I am building the Atlas Passenger Station kit. They say to use a “thinner cement, such as lacquer thinner” for one particular step of cementing the acetate windows to the phone booth. Can you really glue with lacquer thinner? Or am I not reading that right?
I haven’t heard of that one, but lacquer thinner does melt plastic if you use enough of it. Liquid styrene cement is usually applied to the window sash will make it sticky and then the glazing is carefully mounted. If they recommend lacquer thinner then it should work too.
Won’t the lacquer thinner and/or liquid styrene cement haze the glazing? I’ve always used white glue when adhereing clear glazing because that is what I read somewhere.
I guess if the directions say that then they should know what they are talking about.
As gsetter said, the lacquer thinner will work just like liquid styrene cement. It melts the plastic and then when dried, it will fuse the two plastic pieces together.
Bryan
How do you keep the lacquer thinner from running all over every thing? The liquid cement is bad enough. The tube cement is too thick, but the liquid stuff with the thin applicater nozzels do everything I have asked them to do. If you try it, post the results, good or bad. Maybe something new is here.
Both are ketones and that’s what dissolves the plastic, the properties of the ketone. Lacquer thinner is mostly ACETONE, or DIMETHYL KETONE (fancy name). Glue is mostly MEK, or methylacetone, ethyl methyl ketone, methyl ethyl ketone, butanone, MEETCO. Fred
You brush a small amount onto the colored plastic and after most has evaporated you put the clear on without sliding or moving it. Fred
Well, as I suspected, lacquer thinner did not work. I thought the same thing…that it would melt the plastic just enough to make the acetate hold to the booth, but it did not…it’s too “wet”. So I just used modeling cement very sparingly. Here is the funny part…after being uber-careful to put just the right amount of cement on, I had a brain cramp and accidentally stuck the acetate window (three-sided for a phone booth) on one of the wrong sides! DOH! I caught it in time, but it did make some smuges in the acetate which are obviously permanent. But then I thought about all of the phone booths I remember seeing as a kid, and many of them had cloudy and badly scratched glass anyway, so in a way it kind of makes it more realistic! See, I’m justifying my goof and calling it “realism”! Ain’t model railroading beautiful??

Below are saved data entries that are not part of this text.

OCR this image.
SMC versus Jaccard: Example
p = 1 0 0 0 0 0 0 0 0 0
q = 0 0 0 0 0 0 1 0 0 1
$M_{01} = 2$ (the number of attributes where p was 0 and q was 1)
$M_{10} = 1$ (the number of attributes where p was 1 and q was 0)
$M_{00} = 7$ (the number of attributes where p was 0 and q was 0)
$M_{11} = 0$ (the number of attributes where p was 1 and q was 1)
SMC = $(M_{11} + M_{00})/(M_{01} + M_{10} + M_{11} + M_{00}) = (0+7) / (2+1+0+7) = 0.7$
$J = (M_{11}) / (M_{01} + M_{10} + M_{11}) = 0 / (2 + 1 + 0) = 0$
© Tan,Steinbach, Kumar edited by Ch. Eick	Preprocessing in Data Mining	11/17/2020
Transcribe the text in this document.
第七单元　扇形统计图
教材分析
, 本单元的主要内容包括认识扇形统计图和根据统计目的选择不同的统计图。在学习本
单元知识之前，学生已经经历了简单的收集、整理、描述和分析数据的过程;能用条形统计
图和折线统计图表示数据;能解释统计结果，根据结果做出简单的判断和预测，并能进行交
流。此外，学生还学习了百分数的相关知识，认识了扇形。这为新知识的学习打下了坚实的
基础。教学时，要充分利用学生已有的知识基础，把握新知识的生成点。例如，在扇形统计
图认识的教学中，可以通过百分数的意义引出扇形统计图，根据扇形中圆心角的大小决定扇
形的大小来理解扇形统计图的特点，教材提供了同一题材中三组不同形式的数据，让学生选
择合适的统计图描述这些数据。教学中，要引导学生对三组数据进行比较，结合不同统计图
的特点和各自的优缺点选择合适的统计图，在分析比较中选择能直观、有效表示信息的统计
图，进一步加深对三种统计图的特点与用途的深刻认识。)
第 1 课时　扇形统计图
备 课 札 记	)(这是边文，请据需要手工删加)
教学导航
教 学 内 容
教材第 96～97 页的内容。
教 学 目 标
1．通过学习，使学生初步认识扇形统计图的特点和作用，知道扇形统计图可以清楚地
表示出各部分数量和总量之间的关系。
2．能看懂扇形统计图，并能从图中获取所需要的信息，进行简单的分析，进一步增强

As much as I like to use Faller Expert for most modeling projects, liquid Testors is what I find works great for window glazing. Cut the clear styrene just larger than the opening, set in place(back side of course), and w/ a small paint brush just dab a the edges, the cement wicks under but stops just short of the opening. Experiment w/ the amount, too much will run out across the window glazing.
Bob K.
Well it sounds like you may have finished the glue job but I wanted to through in my 2 cents worth. I use rubber cement to glue in windows. If I don’t have that I use clear silicone. I found most other glues don’t hold or the window slides and gets nasty stuff on the window.